In effetti, sembrò bastare. Le parole furono accompagnate dal varo di uno strumento di difesa dei bond dagli spread. Nacque così l’OMT, ancora oggi una delle principali linee di difesa partorite a Francoforte contro la speculazione. Tuttavia, non fu mai utilizzato per via delle elevate condizionalità di cui il piano fu corredato.

Il whatever it takes segnò una cesura nella vita dell’euro. Da allora, la BCE s’imbarcò in potenti stimoli monetari con i quali Draghi cercò di sostenere l’economia dell’Eurozona e, in particolare, gli stati indebitati del Sud. Pian piano, furono adottati tassi negativi, programmi di acquisto dei bond, aste di liquidità per le banche a medio-lungo termine e a basso costo. La BCE s’italianizzò. La Bundesbank alzò la voce, ma la cancelliera Angela Merkel ne tenne a bada l’opposizione nel board, convincendosi che l’alternativa al whatever it takes di Draghi fosse la disgregazione dell’euro.

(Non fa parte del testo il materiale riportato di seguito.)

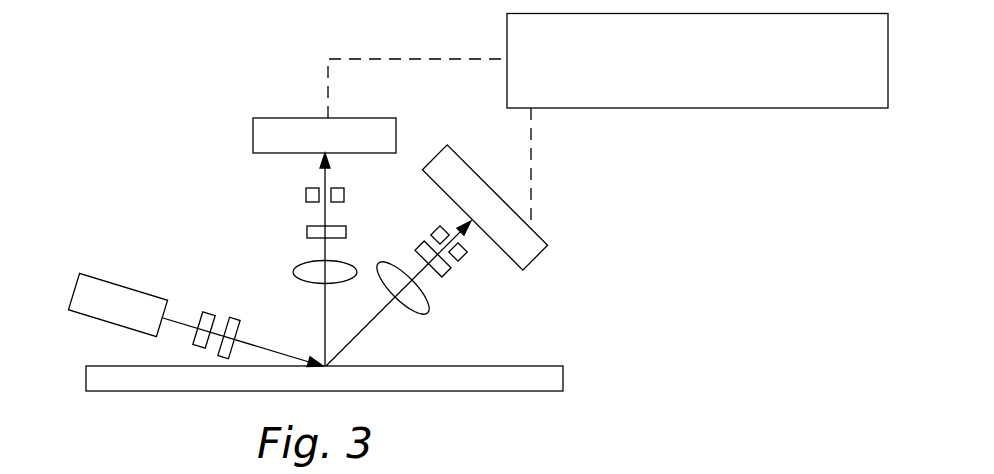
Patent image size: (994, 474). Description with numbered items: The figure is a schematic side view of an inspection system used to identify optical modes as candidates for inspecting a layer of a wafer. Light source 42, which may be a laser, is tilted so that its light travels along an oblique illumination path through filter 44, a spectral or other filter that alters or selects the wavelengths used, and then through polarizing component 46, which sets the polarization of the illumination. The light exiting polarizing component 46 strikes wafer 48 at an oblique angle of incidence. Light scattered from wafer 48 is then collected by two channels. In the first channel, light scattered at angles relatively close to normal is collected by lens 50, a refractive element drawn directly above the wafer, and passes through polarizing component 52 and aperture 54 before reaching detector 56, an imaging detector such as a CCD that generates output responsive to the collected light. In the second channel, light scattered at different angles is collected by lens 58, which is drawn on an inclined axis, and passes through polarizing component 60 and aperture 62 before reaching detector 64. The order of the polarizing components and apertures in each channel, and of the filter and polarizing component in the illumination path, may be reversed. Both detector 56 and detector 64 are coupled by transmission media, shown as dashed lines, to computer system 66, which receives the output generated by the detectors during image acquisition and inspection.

Verso l’ex governatore c’è a tutt’oggi un debito di riconoscenza in tutta Europa, se non nel mondo. La sua politica monetaria preservò la stabilità finanziaria nell’Eurozona e forse anche la tenuta delle istituzioni politiche. Anche per questo, quando assunse il comando del governo italiano nel febbraio 2021, le aspettative furono elevatissime, così come il clima disteso verso Roma presso le cancellerie straniere.

Altro epilogo in Italia

Tuttavia, a governo caduto non possiamo affermare che il miracolo del whatever it takes sia stato replicato sul piano politico. I dati macro dimostrano che l’economia italiana sotto Draghi rimbalzò l’anno scorso dopo il crollo dovuto alla pandemia. Ma le perdite del Covid restano in misura superiore a paesi come Germania e Francia. Nel 2023, stando alle previsioni della Commissione, il PIL italiano crescerebbe solo dello 0,9%, fanalino di coda nel continente. In pratica, Draghi non ha bissato il successo della BCE.

Il tempo a sua disposizione è stato certamente limitato, ma c’è anche da aggiungere che il premier dimissionario aveva puntato tutto sul PNRR. Ad oggi, prestiti e sussidi europei non sembrano fare la differenza, né sono stati spesi del tutto. Il rischio per noi italiani consiste nel dover sostenere costi superiori ai benefici ricevuti entro la fine del programma del 2026. Inoltre, l’economia sta accusando in tutta Europa una grossa frenata a causa sia della crisi energetica provocata dalla guerra russo-ucraina, sia dell’alta inflazione scatenata dai colli di bottiglia in fase di produzione con la pandemia e anche dalle misure di politica monetaria seguite dalle banche centrali in tutti gli anni passati, tra cui proprio la BCE di Draghi.

Draghi oggi vittima del suo successo

Il salvataggio dell’euro ha avuto costi elevati, nascosti dalle lodi sperticate al whatever it takes. I risparmi sono stati sacrificati sull’altare dei debiti. Imprese decotte sono state tenute in vita a discapito dell’efficienza del mercato. Governi spendaccioni sono stati sostenuti alla faccia della solidità fiscale. Ingenti flussi di denaro sono andati a finire nelle mani della speculazione, ampliando il divario tra fasce della popolazione e certamente non sulla base di un qualche merito.

E, soprattutto, una volta che l’immensa liquidità ha iniziato ad affluire sul mercato dei beni e dei servizi, l’inflazione è esplosa, decimando particolarmente il potere di acquisto dei redditi fissi.

Se in questi mesi Draghi si fosse trovato ancora alla BCE, più che per il suo whatever it takes sarebbe stato ricordato per avere riportato nel cuore d’Europa l’inflazione quasi alla doppia cifra. Ha avuto la “fortuna” di trovarsi a Palazzo Chigi, dove la sua fama ha sovrastato i risultati tangibili. E, però, la narrazione prima o poi è raggiunta e superata dalla realtà. Chiedere a tale Matteo Renzi per credere. Passò dall’essere osannato a vilipeso prima ancora che se ne rendesse conto. Forse anche per questo Draghi ha scelto di forzare la mano sulla crisi di governo, volendo uscire di scena il prima possibile.